In the parking lot of a local college I saw a window sticker that I’d forgotten, a grainy picture of George W. Bush with the treasonous slogan: “Not my president.” As a southerner who believes Sherman brought with him the terrible and just judgment of God, I can’t help thinking that anyone who says this about a sitting president has earned himself a swift kick in the rear and a one-way ticket to Iceland.
In the other corner of his window, of course, was the hideous Obama/Biden sticker, which looks like something one gets when the color cartridges in one’s printer start to give out. I don’t suppose this twit takes kindly to the new crop of twits who, in a fit of me-too secessionism, have printed up their own “Not my president” stickers.
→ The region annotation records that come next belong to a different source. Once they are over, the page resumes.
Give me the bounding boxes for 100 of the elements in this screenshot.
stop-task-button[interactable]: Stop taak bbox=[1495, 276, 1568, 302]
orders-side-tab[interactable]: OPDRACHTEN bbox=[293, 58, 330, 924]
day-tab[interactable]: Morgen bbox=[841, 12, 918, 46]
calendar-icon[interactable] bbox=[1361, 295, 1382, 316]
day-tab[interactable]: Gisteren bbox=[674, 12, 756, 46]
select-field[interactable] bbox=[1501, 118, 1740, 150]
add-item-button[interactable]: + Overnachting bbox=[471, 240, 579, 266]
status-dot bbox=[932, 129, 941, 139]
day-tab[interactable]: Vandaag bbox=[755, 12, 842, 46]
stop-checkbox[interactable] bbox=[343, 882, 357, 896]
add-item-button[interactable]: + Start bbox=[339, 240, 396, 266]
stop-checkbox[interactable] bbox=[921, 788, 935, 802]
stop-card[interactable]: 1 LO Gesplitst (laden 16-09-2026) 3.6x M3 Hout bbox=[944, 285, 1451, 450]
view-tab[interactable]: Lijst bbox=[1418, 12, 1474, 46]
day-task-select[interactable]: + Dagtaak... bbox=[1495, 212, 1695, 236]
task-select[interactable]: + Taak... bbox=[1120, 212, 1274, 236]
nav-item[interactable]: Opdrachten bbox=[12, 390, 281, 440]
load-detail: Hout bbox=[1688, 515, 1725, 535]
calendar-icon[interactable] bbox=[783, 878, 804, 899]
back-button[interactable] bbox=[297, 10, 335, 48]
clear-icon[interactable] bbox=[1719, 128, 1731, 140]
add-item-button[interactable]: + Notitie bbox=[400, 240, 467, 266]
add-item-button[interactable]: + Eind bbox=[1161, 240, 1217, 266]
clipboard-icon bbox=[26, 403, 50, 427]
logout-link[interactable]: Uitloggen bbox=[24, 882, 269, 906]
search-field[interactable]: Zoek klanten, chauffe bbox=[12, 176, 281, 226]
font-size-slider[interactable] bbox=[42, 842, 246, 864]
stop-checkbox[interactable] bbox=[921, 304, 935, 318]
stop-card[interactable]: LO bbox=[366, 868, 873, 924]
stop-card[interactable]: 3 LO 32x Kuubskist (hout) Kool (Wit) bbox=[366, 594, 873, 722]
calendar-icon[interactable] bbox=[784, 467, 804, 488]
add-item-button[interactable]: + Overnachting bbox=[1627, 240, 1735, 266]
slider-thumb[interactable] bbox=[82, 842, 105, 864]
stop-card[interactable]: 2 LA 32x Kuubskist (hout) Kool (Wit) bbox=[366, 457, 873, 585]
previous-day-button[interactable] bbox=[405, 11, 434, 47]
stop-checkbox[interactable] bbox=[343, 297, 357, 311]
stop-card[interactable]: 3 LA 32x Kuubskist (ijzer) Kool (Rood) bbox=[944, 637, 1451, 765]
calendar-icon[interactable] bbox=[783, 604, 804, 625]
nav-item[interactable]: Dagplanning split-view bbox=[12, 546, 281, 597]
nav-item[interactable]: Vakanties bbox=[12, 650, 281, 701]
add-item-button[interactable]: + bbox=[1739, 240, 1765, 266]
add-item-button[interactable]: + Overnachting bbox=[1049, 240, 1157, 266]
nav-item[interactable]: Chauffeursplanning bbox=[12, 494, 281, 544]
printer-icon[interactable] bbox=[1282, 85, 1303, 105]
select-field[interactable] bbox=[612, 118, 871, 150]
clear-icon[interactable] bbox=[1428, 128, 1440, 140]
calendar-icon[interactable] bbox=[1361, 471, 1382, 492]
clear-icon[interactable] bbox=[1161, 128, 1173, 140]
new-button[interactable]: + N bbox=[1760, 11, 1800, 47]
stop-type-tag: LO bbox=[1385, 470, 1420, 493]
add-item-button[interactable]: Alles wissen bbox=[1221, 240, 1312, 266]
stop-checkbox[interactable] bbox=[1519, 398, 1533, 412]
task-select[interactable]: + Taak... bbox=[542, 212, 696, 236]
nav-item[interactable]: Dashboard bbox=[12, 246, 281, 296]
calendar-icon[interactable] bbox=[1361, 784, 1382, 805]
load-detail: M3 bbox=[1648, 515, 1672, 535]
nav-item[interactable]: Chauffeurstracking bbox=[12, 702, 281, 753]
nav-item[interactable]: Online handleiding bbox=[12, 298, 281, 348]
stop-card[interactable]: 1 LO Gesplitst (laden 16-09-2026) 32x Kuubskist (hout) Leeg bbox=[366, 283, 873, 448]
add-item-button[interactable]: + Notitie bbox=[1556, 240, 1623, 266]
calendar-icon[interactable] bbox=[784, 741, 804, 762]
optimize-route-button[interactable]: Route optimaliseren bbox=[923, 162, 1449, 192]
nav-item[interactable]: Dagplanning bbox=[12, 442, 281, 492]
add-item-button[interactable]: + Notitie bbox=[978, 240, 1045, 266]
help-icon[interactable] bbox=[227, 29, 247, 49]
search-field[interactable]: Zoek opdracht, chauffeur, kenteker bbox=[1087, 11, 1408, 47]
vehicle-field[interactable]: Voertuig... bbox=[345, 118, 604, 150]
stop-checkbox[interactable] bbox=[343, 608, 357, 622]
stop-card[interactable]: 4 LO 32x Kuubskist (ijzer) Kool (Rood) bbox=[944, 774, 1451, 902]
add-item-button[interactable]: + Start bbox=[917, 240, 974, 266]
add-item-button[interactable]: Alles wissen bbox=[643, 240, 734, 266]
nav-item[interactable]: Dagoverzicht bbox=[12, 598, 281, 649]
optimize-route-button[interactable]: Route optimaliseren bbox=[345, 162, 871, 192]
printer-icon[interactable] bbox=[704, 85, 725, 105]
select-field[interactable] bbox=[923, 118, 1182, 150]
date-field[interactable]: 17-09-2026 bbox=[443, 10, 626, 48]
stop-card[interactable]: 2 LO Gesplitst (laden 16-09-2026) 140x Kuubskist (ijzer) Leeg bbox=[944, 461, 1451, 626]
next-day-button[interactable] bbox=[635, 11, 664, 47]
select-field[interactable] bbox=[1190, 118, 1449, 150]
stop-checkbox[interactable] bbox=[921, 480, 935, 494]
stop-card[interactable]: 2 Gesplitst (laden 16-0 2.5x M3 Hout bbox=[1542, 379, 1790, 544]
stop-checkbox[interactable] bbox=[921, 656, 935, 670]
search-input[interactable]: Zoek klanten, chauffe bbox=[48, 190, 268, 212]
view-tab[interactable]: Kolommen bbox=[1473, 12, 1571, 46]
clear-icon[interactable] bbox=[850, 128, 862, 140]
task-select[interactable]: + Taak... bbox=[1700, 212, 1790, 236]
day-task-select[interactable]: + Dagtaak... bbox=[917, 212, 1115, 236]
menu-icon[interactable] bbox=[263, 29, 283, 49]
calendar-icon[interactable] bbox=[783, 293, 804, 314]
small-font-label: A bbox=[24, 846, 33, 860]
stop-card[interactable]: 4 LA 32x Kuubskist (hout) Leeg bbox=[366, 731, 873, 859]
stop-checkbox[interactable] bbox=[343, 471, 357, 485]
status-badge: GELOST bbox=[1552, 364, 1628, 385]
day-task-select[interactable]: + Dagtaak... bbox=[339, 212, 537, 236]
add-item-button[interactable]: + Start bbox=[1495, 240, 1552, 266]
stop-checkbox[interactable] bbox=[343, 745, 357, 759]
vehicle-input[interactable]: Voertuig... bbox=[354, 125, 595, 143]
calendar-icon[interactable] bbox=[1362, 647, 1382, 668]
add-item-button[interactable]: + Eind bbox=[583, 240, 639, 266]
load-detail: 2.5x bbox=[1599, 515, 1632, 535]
Knee-cap the whole lot of them, I say.
I know, I know, free speech and all that. I suspect amidst all this free speaking, however, we’d get a darn sight better speech if every so often some overly expressive dolt got himself beat like a redheaded stepchild.
The thing is, he is your president, you insufferable little nimrods, and so was the last guy. What, you think you’re a sovereign nation? No, you’re a citizen of the United by-God States of America, for better or worse, like it or lump it. Because legions of people nobler than you suffered and bled, you have the liberty to self-actualize with bumper stickers to your little heart’s content, but remember this: we protect that liberty not because you have anything worthwhile to say, but because we can’t rightly forbid your saying something stupid without also forbidding the saying of wise things by your moral and intellectual betters.
If only I could figure out how to put all that on a bumper sticker.